The Story: British tourists are tortured in the Australian countryside by a sadistic Outback madman, who vanishes into the night. The Facts: The specific scenes of torture were never actually commited by a mysterious man who got away. The script was inspired by two of the most infamous -- and convicted -- killers in Australian history.
The Story: Two giant man-eating crocodile movies, based on two giant man-eating crocodiles! (One in the Republic of Burundi, one in Australia) The Facts: "Primeval" is based on Gustave, an extremely rare big-ass croc. The numbers of his human death toll have never been properly documented outside of local legend. Due to the turbulent political-economic situation in the country, filmmakers and scientists have never been able to study the animal longterm. All of the movie's marketing -- in trailers and posters -- failed to mention it was about a crocodile, when describing the "at-large, most prolific serial killer in history." "Rogue" was based on a giant crocodile named Sweetheart that attacaked some boats in the '70s, but never actually killed anyone.

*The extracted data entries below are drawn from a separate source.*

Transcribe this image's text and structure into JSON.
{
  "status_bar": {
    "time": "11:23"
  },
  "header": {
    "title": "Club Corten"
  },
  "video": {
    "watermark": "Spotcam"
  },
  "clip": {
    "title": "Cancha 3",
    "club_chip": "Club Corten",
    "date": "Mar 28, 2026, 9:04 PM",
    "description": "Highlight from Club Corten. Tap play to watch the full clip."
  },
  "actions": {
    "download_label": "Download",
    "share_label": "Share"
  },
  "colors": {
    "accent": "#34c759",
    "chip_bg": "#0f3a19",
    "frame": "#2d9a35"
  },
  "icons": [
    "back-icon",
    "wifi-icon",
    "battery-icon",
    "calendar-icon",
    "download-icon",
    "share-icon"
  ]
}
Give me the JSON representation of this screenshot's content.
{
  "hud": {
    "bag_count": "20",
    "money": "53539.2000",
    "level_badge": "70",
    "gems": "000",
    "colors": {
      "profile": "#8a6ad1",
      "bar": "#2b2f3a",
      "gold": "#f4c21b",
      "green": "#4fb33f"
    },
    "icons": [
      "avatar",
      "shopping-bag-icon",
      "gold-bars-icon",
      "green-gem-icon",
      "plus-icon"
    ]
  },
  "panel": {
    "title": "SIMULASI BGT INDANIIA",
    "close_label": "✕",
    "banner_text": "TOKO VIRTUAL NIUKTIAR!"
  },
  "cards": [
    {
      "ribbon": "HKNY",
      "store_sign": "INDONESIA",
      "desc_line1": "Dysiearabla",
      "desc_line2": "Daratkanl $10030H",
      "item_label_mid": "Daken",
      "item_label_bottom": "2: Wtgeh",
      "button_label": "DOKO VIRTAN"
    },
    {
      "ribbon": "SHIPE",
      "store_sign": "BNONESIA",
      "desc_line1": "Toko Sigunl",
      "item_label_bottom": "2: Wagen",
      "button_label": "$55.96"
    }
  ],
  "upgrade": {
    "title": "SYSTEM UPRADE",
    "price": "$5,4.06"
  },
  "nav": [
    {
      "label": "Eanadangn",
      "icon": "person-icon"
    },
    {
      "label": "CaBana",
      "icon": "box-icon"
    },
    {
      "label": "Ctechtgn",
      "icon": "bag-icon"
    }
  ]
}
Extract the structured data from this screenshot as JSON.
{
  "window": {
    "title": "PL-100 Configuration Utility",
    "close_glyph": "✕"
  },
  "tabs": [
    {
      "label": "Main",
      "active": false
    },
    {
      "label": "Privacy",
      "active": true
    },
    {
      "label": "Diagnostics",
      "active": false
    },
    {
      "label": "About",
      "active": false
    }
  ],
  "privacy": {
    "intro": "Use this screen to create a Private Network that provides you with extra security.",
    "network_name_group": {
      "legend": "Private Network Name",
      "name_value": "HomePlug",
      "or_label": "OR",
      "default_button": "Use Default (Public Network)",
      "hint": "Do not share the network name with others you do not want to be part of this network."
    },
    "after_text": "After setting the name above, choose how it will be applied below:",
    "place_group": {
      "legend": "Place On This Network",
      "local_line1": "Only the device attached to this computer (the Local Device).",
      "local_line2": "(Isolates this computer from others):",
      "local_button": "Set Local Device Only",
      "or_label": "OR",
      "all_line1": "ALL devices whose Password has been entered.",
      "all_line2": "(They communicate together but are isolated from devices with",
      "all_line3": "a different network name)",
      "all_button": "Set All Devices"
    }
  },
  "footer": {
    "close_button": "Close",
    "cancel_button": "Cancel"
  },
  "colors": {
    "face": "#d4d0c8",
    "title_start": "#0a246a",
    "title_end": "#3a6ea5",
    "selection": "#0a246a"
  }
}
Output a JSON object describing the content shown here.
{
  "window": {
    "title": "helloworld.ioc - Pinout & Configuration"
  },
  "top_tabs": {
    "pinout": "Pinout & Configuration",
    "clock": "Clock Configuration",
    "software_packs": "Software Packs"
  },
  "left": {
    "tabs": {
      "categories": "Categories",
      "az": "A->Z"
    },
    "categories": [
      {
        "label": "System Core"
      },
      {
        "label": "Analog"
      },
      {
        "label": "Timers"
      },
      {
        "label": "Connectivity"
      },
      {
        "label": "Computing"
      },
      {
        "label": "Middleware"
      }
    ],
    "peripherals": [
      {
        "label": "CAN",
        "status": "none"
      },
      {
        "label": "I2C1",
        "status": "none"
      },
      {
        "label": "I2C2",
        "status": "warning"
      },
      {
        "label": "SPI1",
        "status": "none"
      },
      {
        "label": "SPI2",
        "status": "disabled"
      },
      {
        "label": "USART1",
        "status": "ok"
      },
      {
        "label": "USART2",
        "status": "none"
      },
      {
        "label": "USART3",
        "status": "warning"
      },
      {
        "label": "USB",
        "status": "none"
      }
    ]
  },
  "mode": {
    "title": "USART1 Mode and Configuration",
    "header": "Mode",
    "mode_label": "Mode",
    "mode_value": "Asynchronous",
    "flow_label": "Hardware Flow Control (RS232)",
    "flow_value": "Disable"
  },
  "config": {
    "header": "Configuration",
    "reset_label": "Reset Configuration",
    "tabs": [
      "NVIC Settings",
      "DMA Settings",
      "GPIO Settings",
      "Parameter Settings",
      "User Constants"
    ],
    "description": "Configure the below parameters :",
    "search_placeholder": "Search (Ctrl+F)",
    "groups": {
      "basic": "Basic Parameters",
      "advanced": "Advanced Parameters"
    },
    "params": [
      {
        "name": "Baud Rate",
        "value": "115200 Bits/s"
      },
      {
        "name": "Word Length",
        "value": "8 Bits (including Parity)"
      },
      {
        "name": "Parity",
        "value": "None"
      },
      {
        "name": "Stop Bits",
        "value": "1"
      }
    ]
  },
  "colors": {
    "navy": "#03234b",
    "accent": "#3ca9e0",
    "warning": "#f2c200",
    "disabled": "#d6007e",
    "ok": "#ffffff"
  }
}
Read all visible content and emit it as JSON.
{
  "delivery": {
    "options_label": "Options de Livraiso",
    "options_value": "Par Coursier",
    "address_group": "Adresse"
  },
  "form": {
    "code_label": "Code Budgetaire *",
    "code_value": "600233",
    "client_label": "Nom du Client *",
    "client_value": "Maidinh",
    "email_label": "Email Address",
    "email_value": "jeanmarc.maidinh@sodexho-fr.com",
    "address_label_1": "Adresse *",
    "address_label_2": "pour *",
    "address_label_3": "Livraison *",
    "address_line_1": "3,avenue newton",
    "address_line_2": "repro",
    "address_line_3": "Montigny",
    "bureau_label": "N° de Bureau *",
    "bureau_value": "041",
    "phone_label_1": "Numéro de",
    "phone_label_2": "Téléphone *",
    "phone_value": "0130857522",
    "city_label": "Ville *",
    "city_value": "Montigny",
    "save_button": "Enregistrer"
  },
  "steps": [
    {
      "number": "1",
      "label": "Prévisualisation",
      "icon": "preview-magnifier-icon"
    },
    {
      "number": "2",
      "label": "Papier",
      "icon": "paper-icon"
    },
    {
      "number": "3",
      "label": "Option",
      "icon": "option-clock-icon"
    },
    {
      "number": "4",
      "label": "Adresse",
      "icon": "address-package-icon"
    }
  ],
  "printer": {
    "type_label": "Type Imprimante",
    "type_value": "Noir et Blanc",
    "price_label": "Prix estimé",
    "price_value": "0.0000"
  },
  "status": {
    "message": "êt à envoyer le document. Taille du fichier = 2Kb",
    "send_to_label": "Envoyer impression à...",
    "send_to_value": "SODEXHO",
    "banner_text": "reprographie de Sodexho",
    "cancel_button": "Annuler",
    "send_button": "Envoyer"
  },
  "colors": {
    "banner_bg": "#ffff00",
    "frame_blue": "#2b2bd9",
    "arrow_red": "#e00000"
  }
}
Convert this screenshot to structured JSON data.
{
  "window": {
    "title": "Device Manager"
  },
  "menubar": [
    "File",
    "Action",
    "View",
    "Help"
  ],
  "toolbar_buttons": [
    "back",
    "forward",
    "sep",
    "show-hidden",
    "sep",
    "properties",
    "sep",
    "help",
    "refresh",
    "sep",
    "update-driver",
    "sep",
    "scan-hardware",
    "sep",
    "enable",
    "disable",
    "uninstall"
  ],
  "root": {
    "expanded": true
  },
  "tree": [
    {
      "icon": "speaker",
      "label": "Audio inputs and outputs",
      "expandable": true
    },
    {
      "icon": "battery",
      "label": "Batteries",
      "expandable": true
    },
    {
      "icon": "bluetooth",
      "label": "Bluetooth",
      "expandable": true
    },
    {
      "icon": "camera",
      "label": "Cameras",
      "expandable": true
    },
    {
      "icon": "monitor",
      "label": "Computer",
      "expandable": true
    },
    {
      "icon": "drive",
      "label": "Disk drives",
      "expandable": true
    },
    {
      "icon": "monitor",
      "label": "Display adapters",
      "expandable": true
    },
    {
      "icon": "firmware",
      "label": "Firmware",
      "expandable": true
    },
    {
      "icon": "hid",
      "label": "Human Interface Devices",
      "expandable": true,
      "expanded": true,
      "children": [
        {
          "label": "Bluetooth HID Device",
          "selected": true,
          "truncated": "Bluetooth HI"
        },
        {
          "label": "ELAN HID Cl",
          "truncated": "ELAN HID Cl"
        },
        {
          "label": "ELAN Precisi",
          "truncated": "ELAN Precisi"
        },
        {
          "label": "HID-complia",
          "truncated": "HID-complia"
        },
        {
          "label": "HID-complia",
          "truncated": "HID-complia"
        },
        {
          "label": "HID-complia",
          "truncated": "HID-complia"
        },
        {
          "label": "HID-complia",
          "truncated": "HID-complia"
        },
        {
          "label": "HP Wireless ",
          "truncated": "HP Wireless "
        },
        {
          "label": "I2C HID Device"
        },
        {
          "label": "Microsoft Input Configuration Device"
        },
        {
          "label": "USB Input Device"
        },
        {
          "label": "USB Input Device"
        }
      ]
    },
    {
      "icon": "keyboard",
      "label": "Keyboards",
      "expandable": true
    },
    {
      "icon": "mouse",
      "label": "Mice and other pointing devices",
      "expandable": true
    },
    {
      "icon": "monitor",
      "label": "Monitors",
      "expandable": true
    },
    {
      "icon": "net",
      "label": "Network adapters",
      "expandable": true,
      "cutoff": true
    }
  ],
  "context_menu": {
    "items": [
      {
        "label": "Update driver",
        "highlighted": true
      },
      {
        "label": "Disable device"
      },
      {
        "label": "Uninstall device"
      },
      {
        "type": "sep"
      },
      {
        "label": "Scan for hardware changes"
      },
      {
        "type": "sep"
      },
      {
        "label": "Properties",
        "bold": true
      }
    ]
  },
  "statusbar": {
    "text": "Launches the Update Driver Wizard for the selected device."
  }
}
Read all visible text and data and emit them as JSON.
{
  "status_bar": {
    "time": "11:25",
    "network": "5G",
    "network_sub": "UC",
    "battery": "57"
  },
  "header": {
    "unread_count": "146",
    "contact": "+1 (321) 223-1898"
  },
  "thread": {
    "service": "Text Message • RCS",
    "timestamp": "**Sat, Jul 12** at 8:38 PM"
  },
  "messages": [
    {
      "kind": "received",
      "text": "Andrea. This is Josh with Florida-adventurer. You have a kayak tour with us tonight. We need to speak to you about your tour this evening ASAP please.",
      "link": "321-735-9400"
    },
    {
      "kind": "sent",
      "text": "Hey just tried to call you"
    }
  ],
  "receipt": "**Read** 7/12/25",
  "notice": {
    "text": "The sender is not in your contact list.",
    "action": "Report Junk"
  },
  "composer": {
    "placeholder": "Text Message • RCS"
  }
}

Come on!
The Story: In the French film "Them" (a.k.a. "Ils"), a couple is attacked by several hooded children who have a penchant for killing people that don't play with them. In the American "The Strangers" (that's so totally not a ripoff you guys) a young couple is attacked by masked grown-ups who have a penchant for killing people because they were home. The Facts: "Them" is based on one isolated incident of teenagers attacking a vacationing couple -- and aged the killers down for the movie. "The Strangers" is based off an incident from the screenwriter's childhood, involving a neighborhood robbery, and the notorious Manson family.
The Story: A family moves into a former mortuary, renovated as living quarters that are better situated for taking care of their cancer-stricken son. Paranormal forces subsequently attack the family. The Facts: The family who claimed their house was plagued by demons had their accounts verified by Ed and Lorraine Warren, the paranormal investigators/authors/TV personalities that verified the supposed Amityville hauntings. The Warrens co-authored an account with horror novelist Ray Garton, who dismissed the book and stated the family was suffering through drug and alcohol addictions, and constantly changed their story.